Una Ferrari che non si trova alle aste
David Lee è tutt’altro che uno sconosciuto nel mondo della Ferrari. Il valore della sua collezione è stimato in circa 200 milioni di dollari e riunisce alcune delle auto più ambite di Maranello. Ma questa Formula 1 ha una storia particolare.
Lee sottolinea un dettaglio: non l’ha scovata a un’asta. È stata la Ferrari a proporgliela direttamente. Un gesto di riconoscimento che lui descrive come il segno di un rapporto ormai particolarmente stretto con la casa automobilistica. «Mi hanno proposto direttamente questa vettura», spiega, riferendosi a quel momento in cui si finisce quasi per diventare «parte della famiglia». E ovviamente non si tratta di una monoposto qualsiasi.

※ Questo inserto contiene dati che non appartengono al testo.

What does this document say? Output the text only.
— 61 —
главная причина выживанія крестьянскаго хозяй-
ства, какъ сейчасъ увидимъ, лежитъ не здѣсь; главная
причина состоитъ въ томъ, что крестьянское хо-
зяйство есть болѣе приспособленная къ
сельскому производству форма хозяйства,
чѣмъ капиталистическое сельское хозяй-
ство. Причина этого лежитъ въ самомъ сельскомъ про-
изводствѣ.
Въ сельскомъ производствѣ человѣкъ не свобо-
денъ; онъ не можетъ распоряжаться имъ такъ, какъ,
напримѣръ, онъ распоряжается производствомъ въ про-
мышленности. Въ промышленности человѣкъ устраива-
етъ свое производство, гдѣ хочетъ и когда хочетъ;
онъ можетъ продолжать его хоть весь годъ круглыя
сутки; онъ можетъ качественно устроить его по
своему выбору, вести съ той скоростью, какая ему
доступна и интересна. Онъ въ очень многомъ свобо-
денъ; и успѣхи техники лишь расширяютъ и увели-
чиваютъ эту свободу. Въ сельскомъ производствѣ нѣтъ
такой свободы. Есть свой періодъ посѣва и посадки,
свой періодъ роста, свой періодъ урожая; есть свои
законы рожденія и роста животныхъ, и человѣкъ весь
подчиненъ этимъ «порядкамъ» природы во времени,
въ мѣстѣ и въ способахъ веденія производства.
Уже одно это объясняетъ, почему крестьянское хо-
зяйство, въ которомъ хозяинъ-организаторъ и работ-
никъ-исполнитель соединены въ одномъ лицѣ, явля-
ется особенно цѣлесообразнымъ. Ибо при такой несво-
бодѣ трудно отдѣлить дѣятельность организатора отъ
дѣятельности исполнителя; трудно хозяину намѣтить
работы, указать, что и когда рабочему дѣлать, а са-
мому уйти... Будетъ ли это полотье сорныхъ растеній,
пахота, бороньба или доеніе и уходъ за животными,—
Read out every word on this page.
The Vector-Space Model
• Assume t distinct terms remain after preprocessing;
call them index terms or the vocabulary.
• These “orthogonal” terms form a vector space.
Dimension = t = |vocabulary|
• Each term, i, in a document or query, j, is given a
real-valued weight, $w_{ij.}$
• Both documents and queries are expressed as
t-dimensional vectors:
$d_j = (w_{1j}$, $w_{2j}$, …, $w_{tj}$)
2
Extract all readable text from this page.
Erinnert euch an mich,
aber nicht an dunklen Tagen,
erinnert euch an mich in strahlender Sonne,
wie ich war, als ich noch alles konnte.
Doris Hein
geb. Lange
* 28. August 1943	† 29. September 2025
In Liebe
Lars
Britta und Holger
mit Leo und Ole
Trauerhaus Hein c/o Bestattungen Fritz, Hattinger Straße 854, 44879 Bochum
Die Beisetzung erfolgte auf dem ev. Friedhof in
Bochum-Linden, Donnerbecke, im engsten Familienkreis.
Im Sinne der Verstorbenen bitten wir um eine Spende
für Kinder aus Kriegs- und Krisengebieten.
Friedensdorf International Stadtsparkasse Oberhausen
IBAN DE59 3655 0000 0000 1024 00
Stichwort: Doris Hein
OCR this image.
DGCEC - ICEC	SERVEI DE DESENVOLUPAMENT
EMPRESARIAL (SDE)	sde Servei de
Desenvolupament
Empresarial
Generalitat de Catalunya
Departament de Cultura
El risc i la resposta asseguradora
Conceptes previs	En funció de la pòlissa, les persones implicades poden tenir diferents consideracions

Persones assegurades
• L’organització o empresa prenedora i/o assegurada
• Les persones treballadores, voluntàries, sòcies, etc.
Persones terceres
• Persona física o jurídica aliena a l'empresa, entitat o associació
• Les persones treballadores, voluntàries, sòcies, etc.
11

La F1 di Michael Schumacher del 2002
David Lee la descrive come una Ferrari di Michael Schumacher del 2002, una stagione trionfale per la Scuderia. Un vero e proprio pezzo di storia della Formula 1, abbastanza suggestiva da suscitare una reazione particolare in Jean Todt quando l’ha scoperta sul posto: secondo David Lee, vederla gli ha riportato alla mente numerosi ricordi.

L’auto, del resto, non è ridotta al ruolo di semplice modello in scala reale. Lee spiega che può ancora essere messa in moto, a condizione che intervenga un team in grado di eseguire la procedura. Accenna inoltre alla possibilità di integrarla in un programma di F1 che ne consenta il funzionamento. Si potrebbe quindi naturalmente immaginare una macchina del genere esposta in una collezione privata, accuratamente custodita tra una F40 e una Enzo. David Lee ha scelto un’altra soluzione.
All’ingresso di una gioielleria, come se nulla fosse
La monoposto di Schumacher è esposta proprio all’ingresso di una delle sue gioiellerie. Il visitatore entra in un negozio che riunisce numerose marche (Cartier, Rolex…) e si ritrova quasi immediatamente faccia a faccia con una Ferrari di Formula 1.



Una scelta sorprendente, ma in fin dei conti coerente con il modo in cui Lee concepisce la sua collezione. Le sue auto e i suoi oggetti legati al mondo automobilistico non sono solo investimenti destinati a rimanere nascosti agli occhi di tutti: fanno parte del suo universo e si ritrovano persino nelle sue aziende. Almeno, dopo aver rappresentato l’apice dell’automobilismo ai tempi di Michael Schumacher, questa F1 non è finita rinchiusa in fondo a un garage privato. A più di vent’anni di distanza, continua ad attirare gli sguardi, semplicemente esposta all’ingresso di una gioielleria.